Come ci insegna Morgan Eagle Bear, maestro sciamanico Hopi di Peter Orzechowski, autore del libro La Via Sciamanica dei Quattro Sacri Elementi, con l'avvento delle religioni monoteiste abbiamo lasciato che il dogma distruggesse il dubbio e con il dubbio il punto di vista sciamanico-naturale dell'ascoltare.
Nell'aspetto solare maschile questo "non ascoltare il cuore" è interpretabile come la ragione che ha schiacciato la passione, l'elemento aria che ha affievolito, col troppo soffiare, il fuoco della passionalità. Yule ci permette di mettere a confronto la ragionevolezza con la ragione: non lasciare quindi che la razionalità del materiale ci faccia perdere di vista la concezione dello spirituale, sia nelle nostre scelte che nei nostri desideri. La luce non deve scacciare l'oscurità, ma deve essere guida per uscire dal tunnel che percorriamo nel nostro camminare lungo la ruota dell'anno spirituale; ci serve per non dimenticare che la luce produce ombra e che finché esisterà la luce esisterà il suo opposto. Come ci fa notare Woland in quel capolavoro che è Il Maestro e Margherita di Michail Afanas'evič Bulgakov: "Eppure dovrai metterti l’animo in pace, – replicò Woland, e un sorriso beffardo storse la sua bocca. – Non hai fatto in tempo ad apparire sul tetto che hai già detto una sciocchezza, e ti dirò io in che cosa consiste: nel tuo tono. Hai pronunciato le tue parole come se tu non riconoscessi l’esistenza delle ombre, e neppure del male. Non vorresti avere la bontà di riflettere sulla questione: che cosa farebbe il tuo bene, se non esistesse il male? E come apparirebbe la terra, se ne sparissero le ombre? Le ombre provengono dagli uomini e dalle cose. Ecco l’ombra della mia spada. Ma ci sono le ombre degli alberi e degli esseri viventi. Vuoi forse scorticare tutto il globo terrestre, portandogli via tutti gli alberi e tutto quanto c’è di vivo per il tuo capriccio di goderti la luce nuda? Sei sciocco."

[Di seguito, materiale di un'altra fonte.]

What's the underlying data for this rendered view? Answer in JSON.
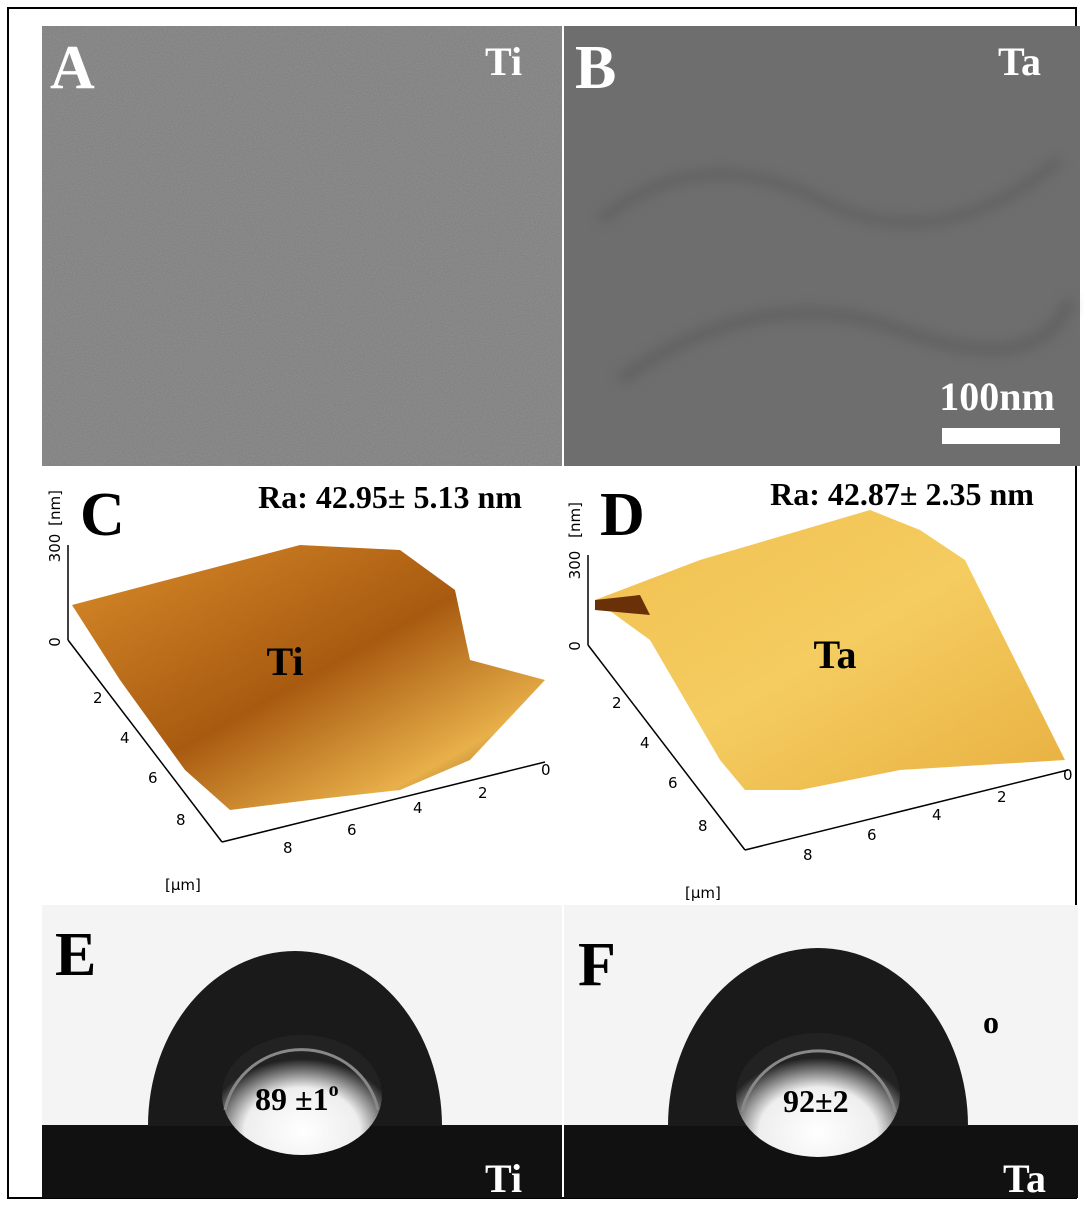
{
  "panels": [
    {
      "label": "A",
      "material": "Ti"
    },
    {
      "label": "B",
      "material": "Ta",
      "scale_bar": "100nm"
    },
    {
      "label": "C",
      "roughness": "Ra: 42.95± 5.13 nm",
      "material": "Ti",
      "z_axis": {
        "ticks": [
          "300",
          "0"
        ],
        "unit": "[nm]"
      },
      "left_axis": {
        "ticks": [
          "2",
          "4",
          "6",
          "8"
        ]
      },
      "bottom_axis": {
        "ticks": [
          "8",
          "6",
          "4",
          "2",
          "0"
        ]
      },
      "xy_unit": "[µm]"
    },
    {
      "label": "D",
      "roughness": "Ra: 42.87± 2.35 nm",
      "material": "Ta",
      "z_axis": {
        "ticks": [
          "300",
          "0"
        ],
        "unit": "[nm]"
      },
      "left_axis": {
        "ticks": [
          "2",
          "4",
          "6",
          "8"
        ]
      },
      "bottom_axis": {
        "ticks": [
          "8",
          "6",
          "4",
          "2",
          "0"
        ]
      },
      "xy_unit": "[µm]"
    },
    {
      "label": "E",
      "contact_angle": "89 ±1",
      "degree": "o",
      "material": "Ti"
    },
    {
      "label": "F",
      "contact_angle": "92±2",
      "degree": "o",
      "material": "Ta"
    }
  ]
}
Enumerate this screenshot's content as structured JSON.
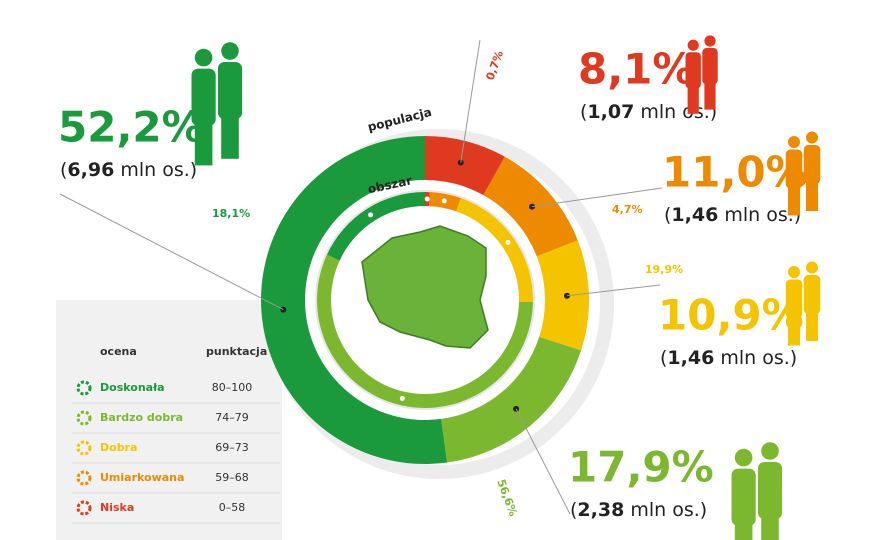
{
  "chart_data": {
    "type": "donut",
    "categories": [
      "Doskonała",
      "Bardzo dobra",
      "Dobra",
      "Umiarkowana",
      "Niska"
    ],
    "colors": [
      "#1a9a3c",
      "#7cb82f",
      "#f5c400",
      "#ee8a00",
      "#df3a1f"
    ],
    "series": [
      {
        "name": "populacja",
        "values": [
          52.2,
          17.9,
          10.9,
          11.0,
          8.1
        ],
        "value_labels": [
          "52,2%",
          "17,9%",
          "10,9%",
          "11,0%",
          "8,1%"
        ],
        "counts": [
          6.96,
          2.38,
          1.46,
          1.46,
          1.07
        ],
        "count_labels": [
          "6,96",
          "2,38",
          "1,46",
          "1,46",
          "1,07"
        ]
      },
      {
        "name": "obszar",
        "values": [
          18.1,
          56.6,
          19.9,
          4.7,
          0.7
        ],
        "value_labels": [
          "18,1%",
          "56,6%",
          "19,9%",
          "4,7%",
          "0,7%"
        ]
      }
    ],
    "count_unit": "mln os.",
    "legend": {
      "headers": [
        "ocena",
        "punktacja"
      ],
      "ranges": [
        "80–100",
        "74–79",
        "69–73",
        "59–68",
        "0–58"
      ]
    }
  }
}
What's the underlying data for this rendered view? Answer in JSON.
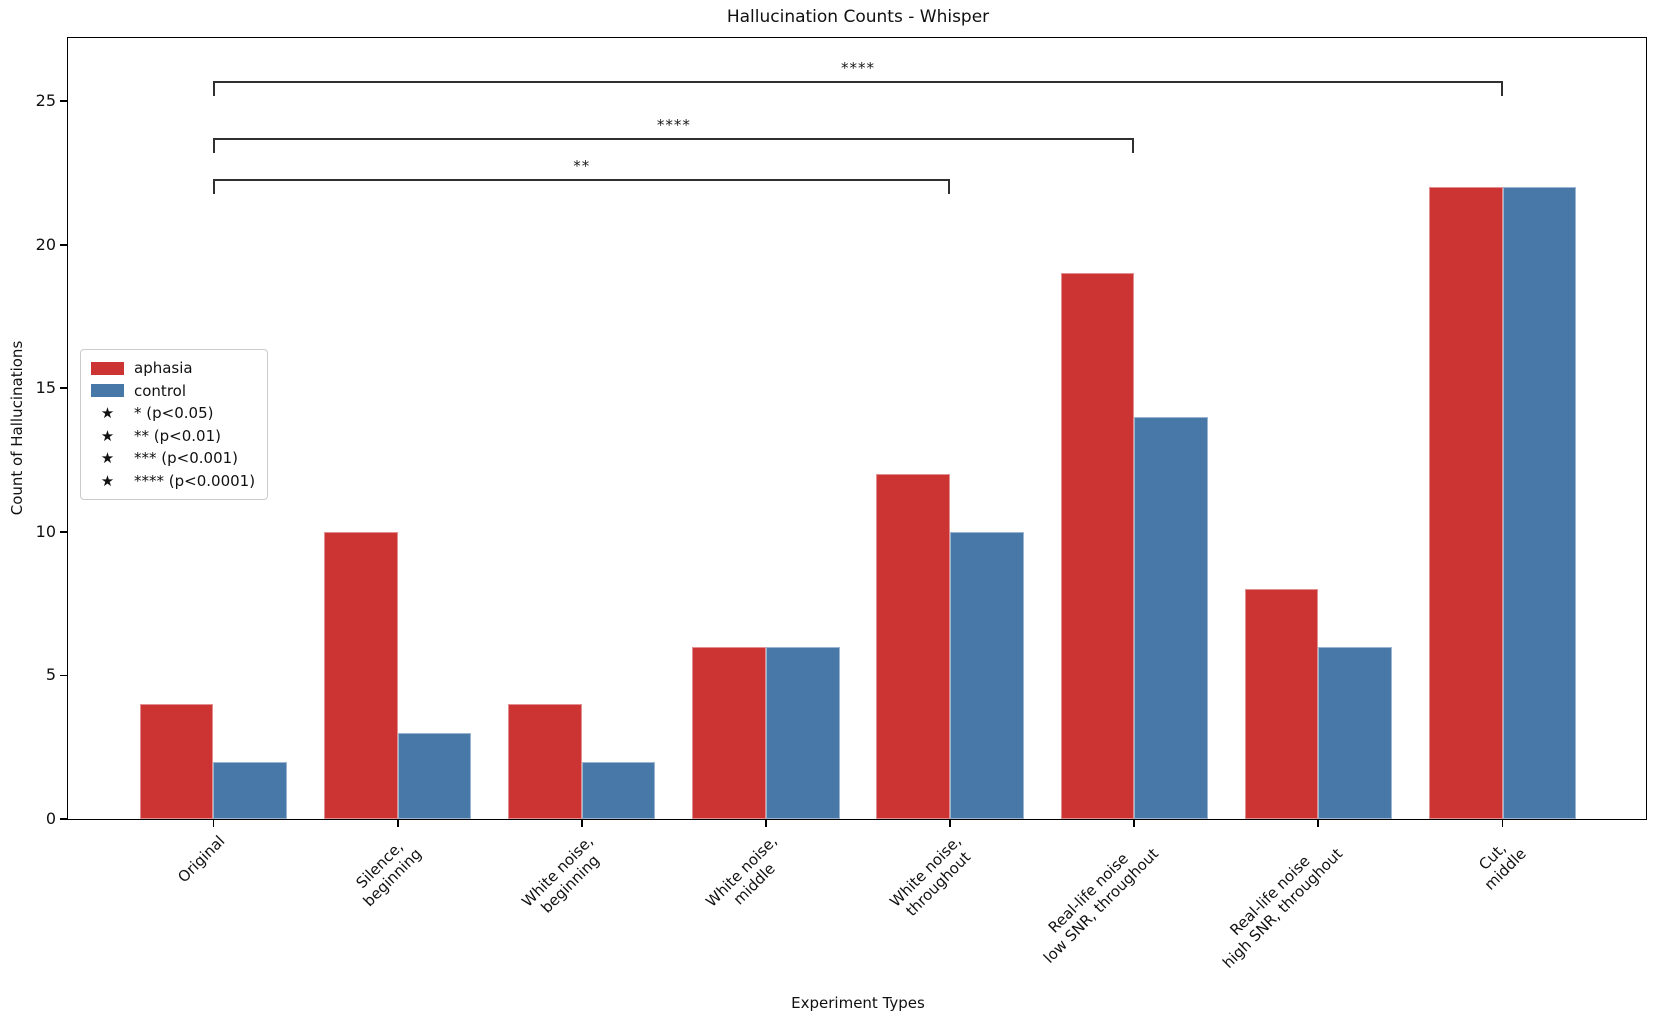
{
  "title": "Hallucination Counts - Whisper",
  "chart_data": {
    "type": "bar",
    "title": "Hallucination Counts - Whisper",
    "xlabel": "Experiment Types",
    "ylabel": "Count of Hallucinations",
    "categories": [
      "Original",
      "Silence,\nbeginning",
      "White noise,\nbeginning",
      "White noise,\nmiddle",
      "White noise,\nthroughout",
      "Real-life noise\nlow SNR, throughout",
      "Real-life noise\nhigh SNR, throughout",
      "Cut,\nmiddle"
    ],
    "series": [
      {
        "name": "aphasia",
        "color": "#cc3433",
        "values": [
          4,
          10,
          4,
          6,
          12,
          19,
          8,
          22
        ]
      },
      {
        "name": "control",
        "color": "#4878a8",
        "values": [
          2,
          3,
          2,
          6,
          10,
          14,
          6,
          22
        ]
      }
    ],
    "yticks": [
      0,
      5,
      10,
      15,
      20,
      25
    ],
    "ylim": [
      0,
      27.2
    ],
    "grid": false,
    "legend_position": "upper-left-inside",
    "significance_brackets": [
      {
        "from_category": 0,
        "to_category": 4,
        "label": "**",
        "y": 22.3
      },
      {
        "from_category": 0,
        "to_category": 5,
        "label": "****",
        "y": 23.7
      },
      {
        "from_category": 0,
        "to_category": 7,
        "label": "****",
        "y": 25.7
      }
    ]
  },
  "legend": {
    "items": [
      {
        "kind": "patch",
        "color": "#cc3433",
        "label": "aphasia"
      },
      {
        "kind": "patch",
        "color": "#4878a8",
        "label": "control"
      },
      {
        "kind": "star",
        "glyph": "★",
        "label": "* (p<0.05)"
      },
      {
        "kind": "star",
        "glyph": "★",
        "label": "** (p<0.01)"
      },
      {
        "kind": "star",
        "glyph": "★",
        "label": "*** (p<0.001)"
      },
      {
        "kind": "star",
        "glyph": "★",
        "label": "**** (p<0.0001)"
      }
    ]
  }
}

Una volta accettata l'oscurità e la luce come due gemelli, si riconoscerà che è proprio dall'inconscio che nasce l'idea; quella stessa idea che contiene, nel suo piccolo germe, tutto ciò che serve per evolvere e cambiare il mondo. L'inconscio non è razionale, l'inconscio non è intelletto luminoso, bensì ombra. È lì, nell'ombra che nasce la luce che schiarisce l'idea e che accende la vita della stessa. Senza entrambi non ci sarebbe vita.